Mozes heeft al Bezer, Ramoth en Golan aan de woestijnzijde van de Jordaan aangewezen als vrijsteden voor Ruben, Gad en de halve stam van Manasse (Dt 4:41-43). Ieder die onopzettelijk zijn naaste doodt, kan daarheen vluchten. In overeenstemming met Gods oorspronkelijke aanwijzingen (Nm 35:9-34) geeft hij de Israëlieten de opdracht dat zij, als zij in het land gekomen zullen zijn, daar ook drie vrijsteden moeten aanwijzen. De daadwerkelijke keus wordt door Jozua gedaan (Jz 20:7).

Mozes geeft in Dt 19:3 de opdracht: “U moet de weg voor u gereedmaken.” In de ongewijde geschiedenis wordt vermeld dat het de plicht van de senaat was om jaarlijks de wegen naar de vrijsteden te controleren. Vervallen wegen moesten worden hersteld en obstakels verwijderd. Er mocht geen rivier zijn waarover geen brug was. De weg mocht niet te smal zijn, maar moest een zekere breedte hebben. Op kruispunten moest de richting worden aangegeven door borden met daarop de woorden ‘Toevlucht, Toevlucht’. Het lijkt erop dat Jesaja dit voorschrift van ‘wegonderhoud’ heeft geleend als hij het uitspreekt: “Een stem van iemand die roept in de woestijn: Bereid de weg van de HEERE, maak recht in de wildernis een gebaande weg voor onze God. Alle dalen zullen verhoogd worden, alle bergen en heuvels zullen verlaagd worden; wat krom is, zal recht worden; wat rotsachtig is, zal tot een vlakte worden” (Js 40:3-4).

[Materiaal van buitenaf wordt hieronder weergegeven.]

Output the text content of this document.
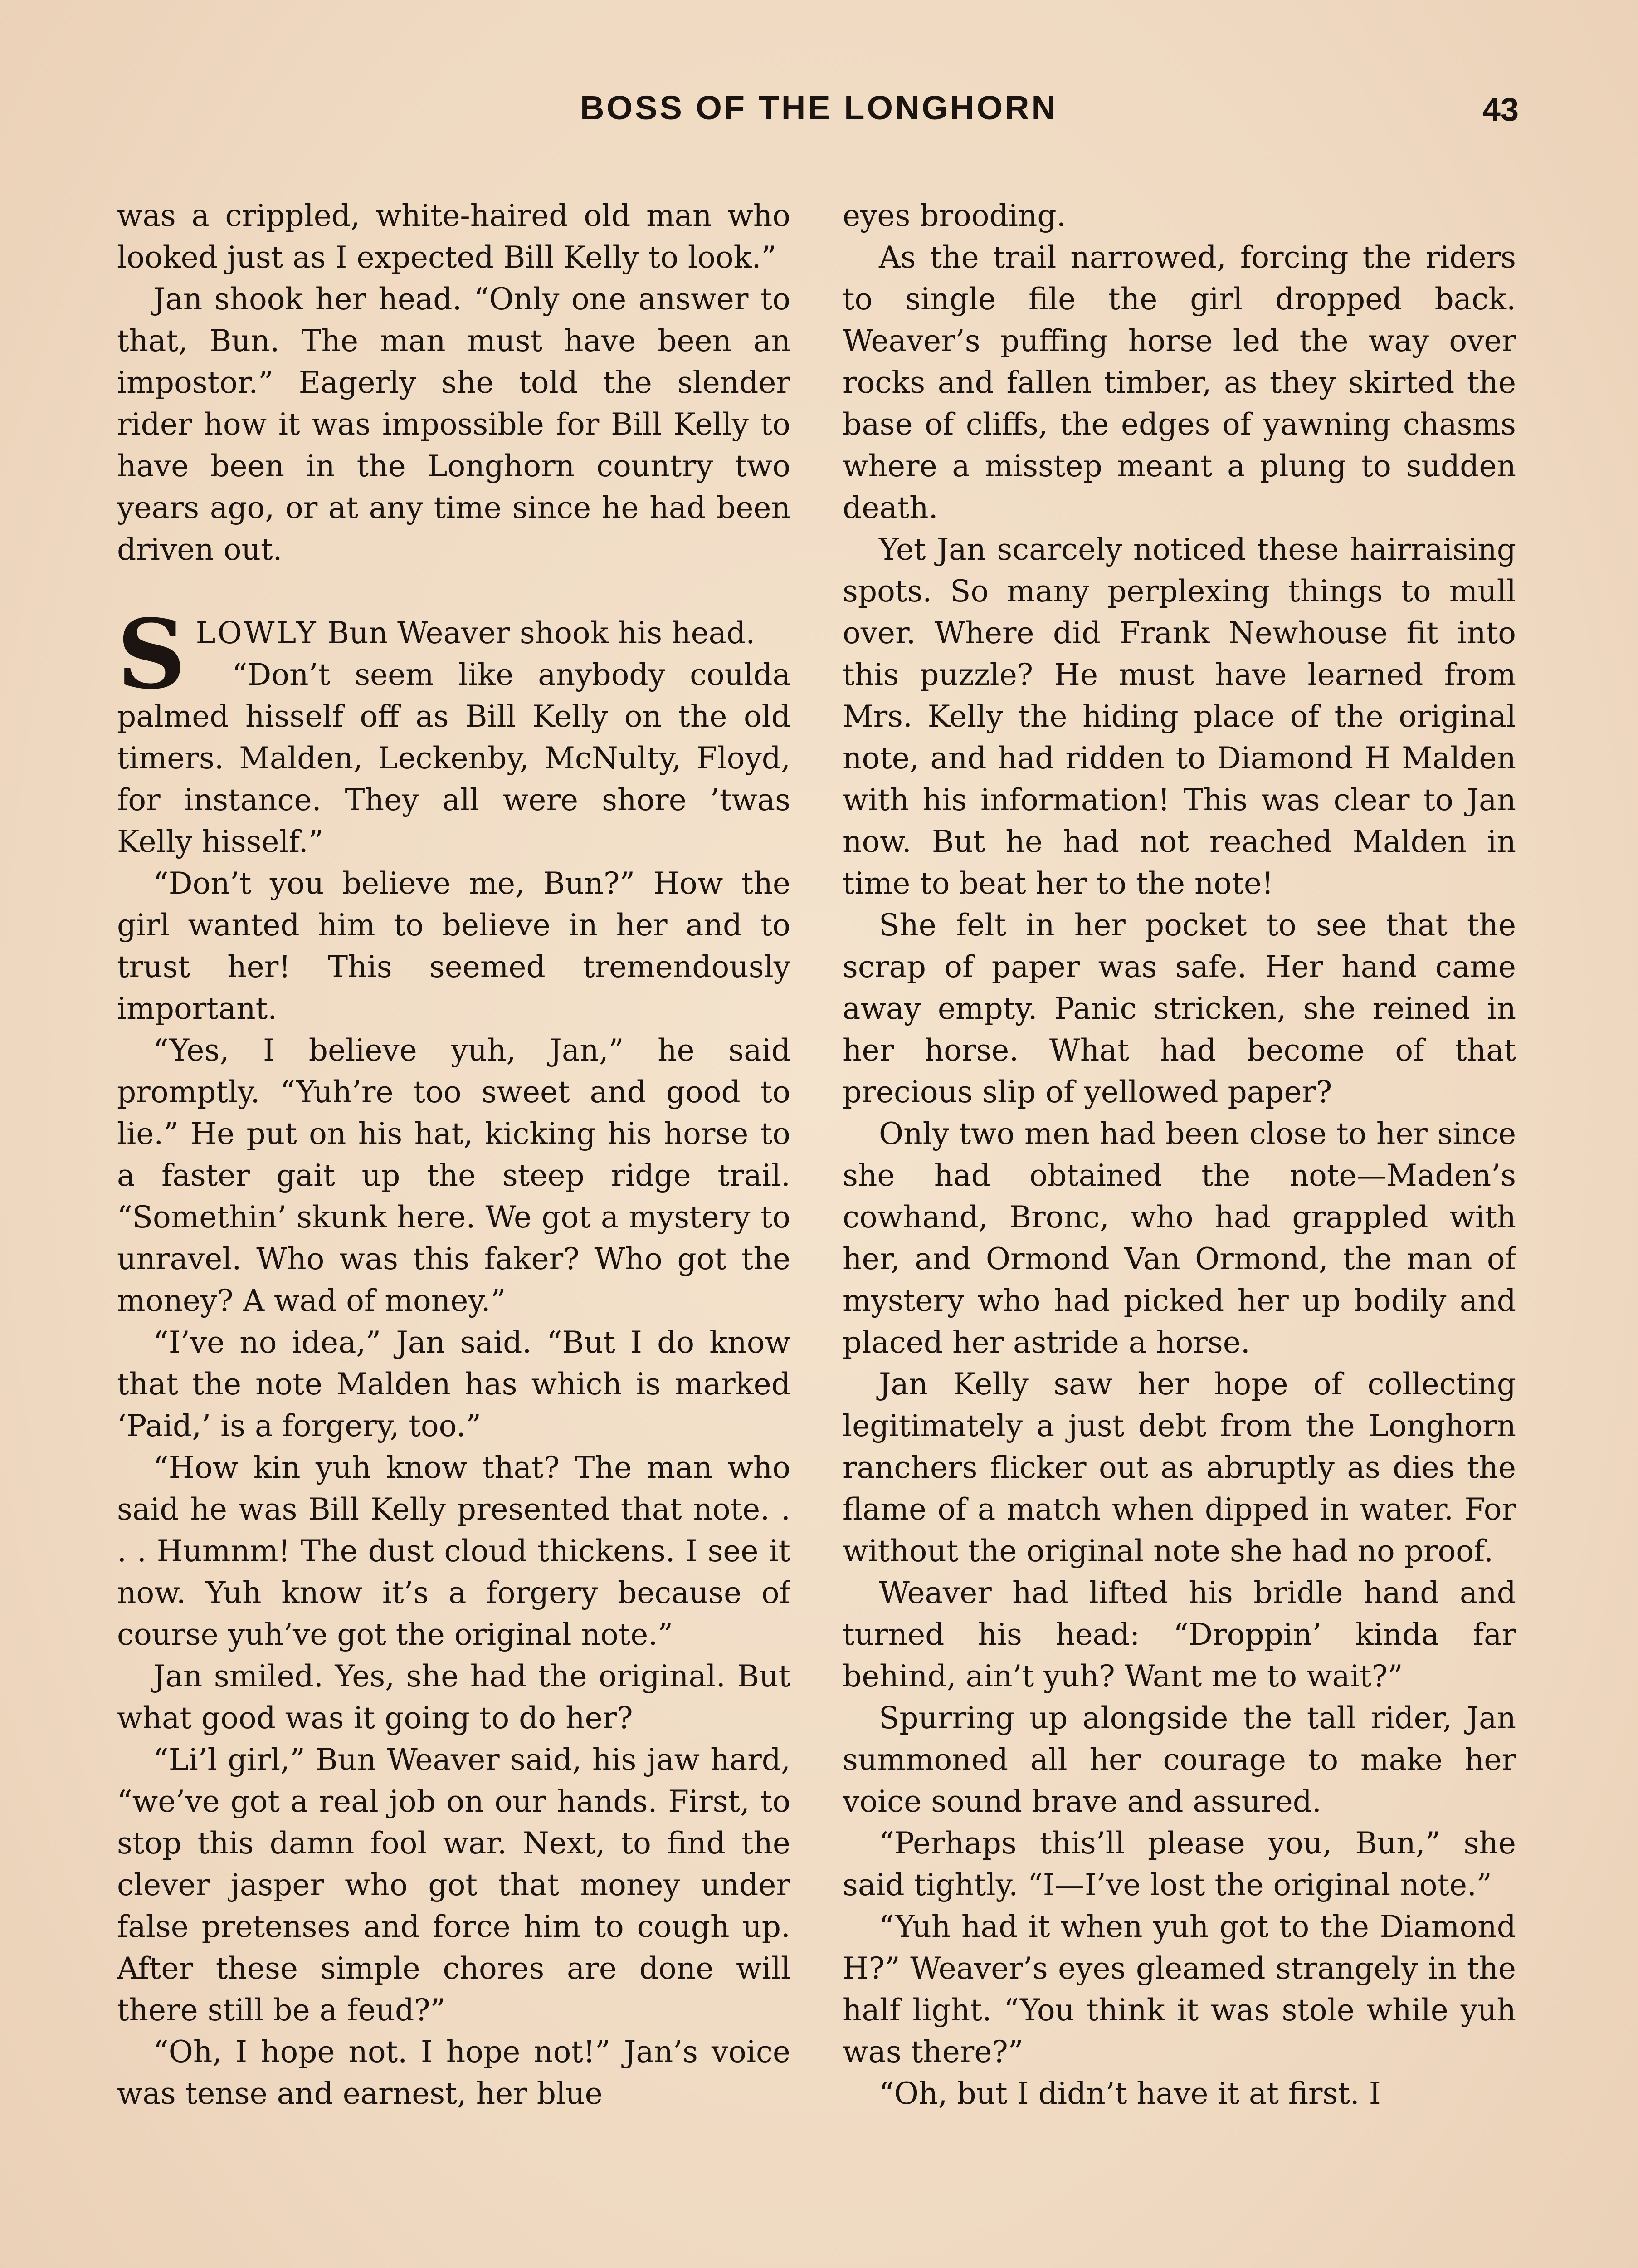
BOSS OF THE LONGHORN	43

was a crippled, white-haired old man who looked just as I expected Bill Kelly to look.”

Jan shook her head. “Only one answer to that, Bun. The man must have been an impostor.” Eagerly she told the slender rider how it was impossible for Bill Kelly to have been in the Longhorn country two years ago, or at any time since he had been driven out.

SLOWLY Bun Weaver shook his head.

“Don’t seem like anybody coulda palmed hisself off as Bill Kelly on the old timers. Malden, Leckenby, McNulty, Floyd, for instance. They all were shore ’twas Kelly hisself.”

“Don’t you believe me, Bun?” How the girl wanted him to believe in her and to trust her! This seemed tremendously important.

“Yes, I believe yuh, Jan,” he said promptly. “Yuh’re too sweet and good to lie.” He put on his hat, kicking his horse to a faster gait up the steep ridge trail. “Somethin’ skunk here. We got a mystery to unravel. Who was this faker? Who got the money? A wad of money.”

“I’ve no idea,” Jan said. “But I do know that the note Malden has which is marked ‘Paid,’ is a forgery, too.”

“How kin yuh know that? The man who said he was Bill Kelly presented that note. . . . Humnm! The dust cloud thickens. I see it now. Yuh know it’s a forgery because of course yuh’ve got the original note.”

Jan smiled. Yes, she had the original. But what good was it going to do her?

“Li’l girl,” Bun Weaver said, his jaw hard, “we’ve got a real job on our hands. First, to stop this damn fool war. Next, to find the clever jasper who got that money under false pretenses and force him to cough up. After these simple chores are done will there still be a feud?”

“Oh, I hope not. I hope not!” Jan’s voice was tense and earnest, her blue

eyes brooding.

As the trail narrowed, forcing the riders to single file the girl dropped back. Weaver’s puffing horse led the way over rocks and fallen timber, as they skirted the base of cliffs, the edges of yawning chasms where a misstep meant a plung to sudden death.

Yet Jan scarcely noticed these hairraising spots. So many perplexing things to mull over. Where did Frank Newhouse fit into this puzzle? He must have learned from Mrs. Kelly the hiding place of the original note, and had ridden to Diamond H Malden with his information! This was clear to Jan now. But he had not reached Malden in time to beat her to the note!

She felt in her pocket to see that the scrap of paper was safe. Her hand came away empty. Panic stricken, she reined in her horse. What had become of that precious slip of yellowed paper?

Only two men had been close to her since she had obtained the note—Maden’s cowhand, Bronc, who had grappled with her, and Ormond Van Ormond, the man of mystery who had picked her up bodily and placed her astride a horse.

Jan Kelly saw her hope of collecting legitimately a just debt from the Longhorn ranchers flicker out as abruptly as dies the flame of a match when dipped in water. For without the original note she had no proof.

Weaver had lifted his bridle hand and turned his head: “Droppin’ kinda far behind, ain’t yuh? Want me to wait?”

Spurring up alongside the tall rider, Jan summoned all her courage to make her voice sound brave and assured.

“Perhaps this’ll please you, Bun,” she said tightly. “I—I’ve lost the original note.”

“Yuh had it when yuh got to the Diamond H?” Weaver’s eyes gleamed strangely in the half light. “You think it was stole while yuh was there?”

“Oh, but I didn’t have it at first. I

Hoewel elke doodslager naar de vrijstad mag vluchten, biedt deze stad alleen bescherming aan iemand die per ongeluk een ander heeft gedood. Het voorbeeld van de man die in het bos hout wil hakken, maakt dat duidelijk. Een bos is voor iedereen toegankelijk en houthakken staat iedereen vrij. In het voorbeeld wordt verondersteld dat iemand zonder het te bedoelen de dood veroorzaakt van zijn naaste. Het gebeurt niet uit drift of met voorbedachten rade, maar per ongeluk. Met het voorbeeld dat hier gegeven wordt, kan elk soortgelijk geval vergeleken worden, om daarnaar te worden beoordeeld.

Uit het voorbeeld wordt ook duidelijk hoe het menselijk leven dagelijks in gevaar is. De dood omringt ons en kan op het meest ongedachte moment toeslaan, zonder dat er een aanleiding is. Het is nodig om altijd bereid te zijn. “Want de mens weet ook zijn tijd niet, evenmin als de vissen die in een boosaardig net worden gevangen en als de vogels die gevangen worden met de strik. Net als zij worden de mensenkinderen op een kwaad ogenblik verstrikt, wanneer dat hun plotseling overvalt” (Pr 9:12).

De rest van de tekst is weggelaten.